48 Rathburn Road, Toronto, ON.

Designed by architect Fred Brodie of the Vancouver firm Sharp Thompson Berwick Pratt, this modest single-family house in Thorncrest Village, Etobicoke, was commissioned by the British Columbia wood industry to demonstrate modern trends in residential design, showcasing B.C. wood products.

“The first Trend House was designed to appeal to a small family with an average income. It was a simple rectangular two-storey structure with a low-pitch gable roof extending over a deck at one end. There was a flat-roofed carport attached to one side and a wide bay of tall windows facing a view on the other. The exterior was clad in vertical cedar siding which, at the time, would have been a novelty in Toronto, where brick was the norm. With only 1,000 square feet of living area, the architect succeeded in creating a sense of interior spaciousness by employing an open-beam ceiling and by consolidating the kitchen, dining, and living areas. Plywood built-ins left extra floor space for light-weight chairs and tables that could be re-arranged into various groupings. The overall look was modern and clean, with visual warmth provided by the natural finish of the cedar walls and ceilings.
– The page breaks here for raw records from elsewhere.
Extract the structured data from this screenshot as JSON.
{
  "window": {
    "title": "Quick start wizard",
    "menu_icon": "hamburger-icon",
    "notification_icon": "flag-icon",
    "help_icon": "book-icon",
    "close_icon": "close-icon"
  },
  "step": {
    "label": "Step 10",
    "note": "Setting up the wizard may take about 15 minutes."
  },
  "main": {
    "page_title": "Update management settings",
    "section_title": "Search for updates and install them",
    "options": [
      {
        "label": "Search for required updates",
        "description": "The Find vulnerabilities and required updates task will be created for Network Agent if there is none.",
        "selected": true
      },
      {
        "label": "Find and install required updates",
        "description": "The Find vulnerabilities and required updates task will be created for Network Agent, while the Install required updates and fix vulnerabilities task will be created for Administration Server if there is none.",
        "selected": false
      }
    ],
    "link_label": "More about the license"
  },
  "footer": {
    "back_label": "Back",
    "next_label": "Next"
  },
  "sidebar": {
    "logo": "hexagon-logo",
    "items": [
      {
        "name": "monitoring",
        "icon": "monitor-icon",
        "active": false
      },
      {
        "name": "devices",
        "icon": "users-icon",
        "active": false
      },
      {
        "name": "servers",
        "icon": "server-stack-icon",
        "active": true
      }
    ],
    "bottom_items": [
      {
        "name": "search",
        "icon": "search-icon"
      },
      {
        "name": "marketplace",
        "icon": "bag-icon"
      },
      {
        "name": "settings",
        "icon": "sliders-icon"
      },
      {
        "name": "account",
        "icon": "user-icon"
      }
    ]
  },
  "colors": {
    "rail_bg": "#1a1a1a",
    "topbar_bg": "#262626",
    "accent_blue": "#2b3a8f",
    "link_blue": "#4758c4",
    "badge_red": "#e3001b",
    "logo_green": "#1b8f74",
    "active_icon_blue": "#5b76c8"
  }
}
… From home to contents, this first Trend House was a thorough demonstration of the state of Canadian design at the time and proved immensely popular with the public.”

-Allan Collier

More than 200,000 people visited the house in 1952, prompting the B.C. sponsors to expand the program to a national scale.  Ten Trend Houses were built in 1954, across the country from Victoria to Halifax. Two were constructed in Ontario: one in Lawrence Park, Toronto, and one in Stoneybrook Heights, London.

 Following the death of the original homeowner, Hugh MacDonald, Toronto Trend House No. 1 was sold and it was demolished in 2006.